Based on readings as of Feb. 1 at the mid-point of the water year, 22 inches have been recorded at Beardsley that is operated jointly by the Oakdale Irrigation District and SSJID through the Tri-Dam Project.

That’s 60 percent of what accumulates at Beardsley for an entire water year. In a normal year that would be a solid number. But given how fickle Mother Nature can be as demonstrated by the massive December snowfall that set records in some parts of the Sierra that was followed by a dry January that sent water content of the snow from above historic averages to below historic averages, 60 percent of a 12-month average at the water year’s midpoint far from eases concerns.
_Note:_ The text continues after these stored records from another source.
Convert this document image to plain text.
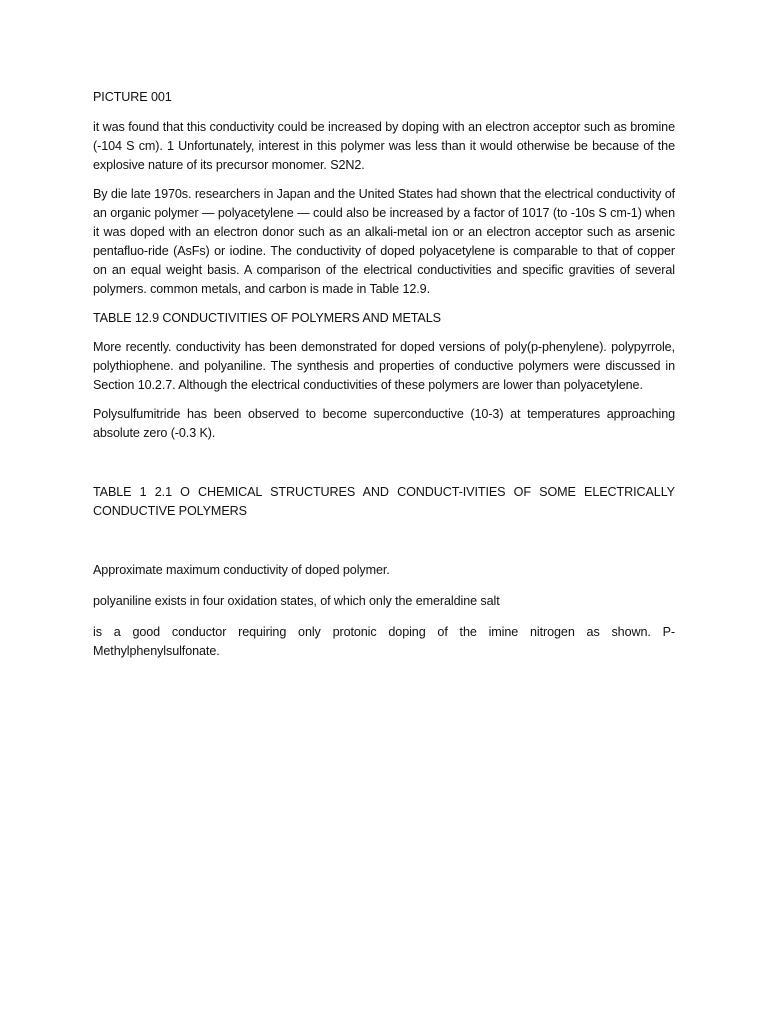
PICTURE 001

it was found that this conductivity could be increased by doping with an electron acceptor such as bromine (-104 S cm). 1 Unfortunately, interest in this polymer was less than it would otherwise be because of the explosive nature of its precursor monomer. S2N2.

By die late 1970s. researchers in Japan and the United States had shown that the electrical conductivity of an organic polymer — polyacetylene — could also be increased by a factor of 1017 (to -10s S cm-1) when it was doped with an electron donor such as an alkali-metal ion or an electron acceptor such as arsenic pentafluo-ride (AsFs) or iodine. The conductivity of doped polyacetylene is comparable to that of copper on an equal weight basis. A comparison of the electrical conductivities and specific gravities of several polymers. common metals, and carbon is made in Table 12.9.

TABLE 12.9 CONDUCTIVITIES OF POLYMERS AND METALS

More recently. conductivity has been demonstrated for doped versions of poly(p-phenylene). polypyrrole, polythiophene. and polyaniline. The synthesis and properties of conductive polymers were discussed in Section 10.2.7. Although the electrical conductivities of these polymers are lower than polyacetylene.

Polysulfumitride has been observed to become superconductive (10-3) at temperatures approaching absolute zero (-0.3 K).

TABLE 1 2.1 O CHEMICAL STRUCTURES AND CONDUCT-IVITIES OF SOME ELECTRICALLY CONDUCTIVE POLYMERS

Approximate maximum conductivity of doped polymer.

polyaniline exists in four oxidation states, of which only the emeraldine salt

is a good conductor requiring only protonic doping of the imine nitrogen as shown. P-Methylphenylsulfonate.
“The warm spell in January and now into February is evaporating water off the surface of the Sierra snowpack,” noted SSJID General Manager Peter Rietkerk.

With the forecast calling for drying winds, temperatures reaching the 70s and possibly as high as 80 by the end of this week and no rain or snow in the near future, the situation for water supplies is precarious.

Rietkerk noted if several atmospheric rivers occur before April 1 that could reduce the odds of the current year being significantly below average in terms of yields for water supplies.

“The December (storms) put the state in a better position than we were last year at this time,” Rietkerk pointed out.

The SSJID board is expected to begin discussions soon regarding the start date for the 2022 irrigation season. Rietkerk noted moisture content of heavier ground near Escalon is okay but the sandy soils south of Manteca and near Ripon are starting to show duress with moisture content starting a foot down.

As of Feb. 3, the United States Department of Agriculture has 66.39 percent of California in severe drought including the entire Central Valley, the Bay Area, and the Central and Southern Sierra. At the start of the water year on Oct. 1 over 93 percent of California was in severe drought. A year ago it was at 58.4 percent.

Based on current conditions the Stanislaus River watershed is expected to yield just less than 600,000 acre feet of water that is required to satisfy the superior water rights of SSJID and OID before other users.